M. DE CHATEAUBRIAND À Mme RÉCAMIER.
«Rome, le jeudi 14 mai 1829.
«Des lettres de Vienne, arrivées ce matin ici, annoncent que M. de Laval a refusé. S'il tient à ce premier refus, qu'arrivera-t-il? Dieu le sait. J'espère que le tout sera décidé avant mon arrivée à Paris. Il me semble que nous sommes tombés en paralysie, et que nous n'avons plus que la langue de libre. Attendez-moi toujours vers le 30. C'est toujours samedi prochain, après-demain 16, que je pars. Ce mot-là dit tout pour moi, puisque c'est vous voir! Je vous écrirai samedi un dernier mot par la poste, en partant.»
LE MÊME.
«Rome, ce 16 mai 1829.
«Cette lettre partira de Rome quelques heures après moi, et arrivera quelques heures avant moi à Paris. Elle va clore cette correspondance qui n'a pas manqué un seul courrier, et qui doit former un volume entre vos mains. La vôtre est bien petite; en la serrant hier au soir, et voyant combien elle tenait peu de place, j'avais le coeur mal assuré.
«J'éprouve un mélange de joie et de tristesse que je ne puis vous dire. Pendant trois ou quatre mois, je me suis déplu à Rome; maintenant, j'ai repris à ces nobles ruines, à cette solitude si profonde, si paisible et pourtant si pleine d'intérêt et de souvenir. Peut-être aussi le succès inespéré que j'ai obtenu ici m'a attaché; je suis arrivé au milieu de toutes les préventions suscitées contre moi, et j'ai tout vaincu: on paraît me regretter vivement.
«Que vais-je retrouver en France? Du bruit au lieu de silence, de l'agitation au lieu de repos, de la déraison, des ambitions, des combats de place et de vanité. Le système politique que j'ai adopté est tel que personne n'en voudrait peut-être, et que d'ailleurs on ne me mettrait pas à même de l'exécuter. Je me chargerais encore de donner une grande gloire à la France, comme j'ai contribué à lui faire obtenir une grande liberté; mais me ferait-on table rase? me dirait-on: Soyez le maître, disposez de tout au péril de votre tête? Non; on est si loin de vouloir me dire une pareille chose, que l'on prendrait tout le monde avant moi, que l'on ne m'admettrait qu'après avoir essuyé les refus de toutes les médiocrités de la France, et qu'on croirait me faire une grande grâce, en me reléguant dans un coin obscur d'un ministère obscur.

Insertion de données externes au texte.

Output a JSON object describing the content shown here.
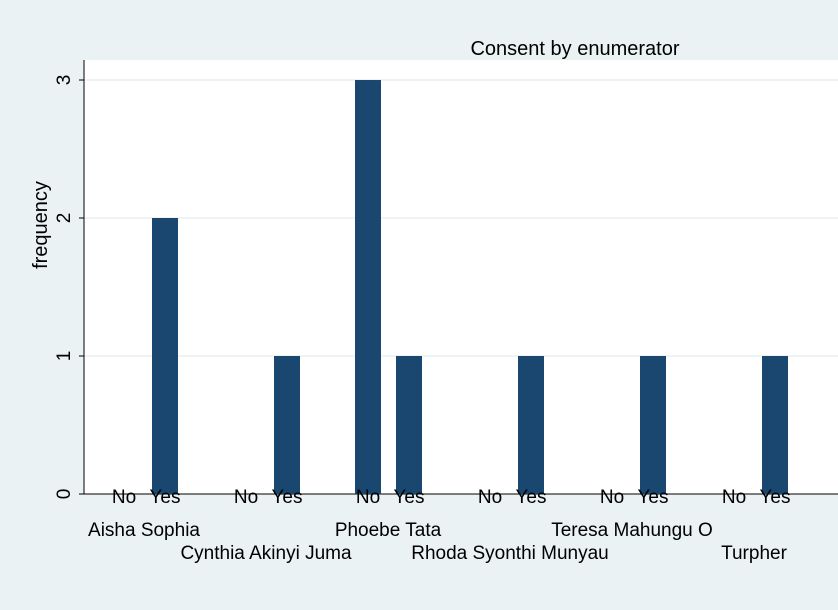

«Chère amie, je vais vous chercher, je vais vous ramener avec moi à Rome; ambassadeur ou non, c'est là que je veux mourir auprès de vous. J'aurai du moins un grand tombeau en échange d'une petite vie. Je vais pourtant vous voir. Quel bonheur!»
LE MÊME.
«Lyon, dimanche 3 heures 1/2, 24 mai 1829.
«Lisez bien cette date. Elle est de la ville où vous êtes née! Vous voyez bien qu'on se retrouve, et que j'ai toujours raison. C'est Hyacinthe que j'envoie en avant, qui vous remettra ce billet. Maintenant, est-ce moi qui vous emmènerai à Rome, ou vous qui me garderez à Paris? Nous verrons cela. Aujourd'hui, je ne puis vous parler que du bonheur de vous revoir jeudi.
«Au surplus, si l'on m'attend avec impatience, j'ai bien peur de tromper tout le monde, car je ne suis content de personne. J'ai de dures vérités à dire; je les dirai d'autant plus aisément, que je ne demande et ne veux rien. Ma position est bonne. J'ai rendu un grand service; j'ai fait, dans un lieu où l'on croyait au repos absolu, une campagne difficile et glorieuse. On voulait m'oublier, et cela n'a pas été possible. Mon congé,—qui me laisse dans une indépendance absolue, et qui m'a été accordé avant que M. Portalis fût ministre,—me donne tout le temps de me prononcer à loisir et de prendre tel parti que je voudrai.
«Enfin, à jeudi. Le coeur me bat à la pensée de vous retrouver dans votre petite chambre. J'ai une lettre de la reine de Hollande pour vous. À jeudi: je n'ose croire à ce mot. Il n'y a que huit jours que je voyais encore les montagnes de la Sabine, et je vois celles du Bourbonnais! Du Tibre au Rhône, au Rhône dont vos premiers regards ont embelli les ondes! À jeudi!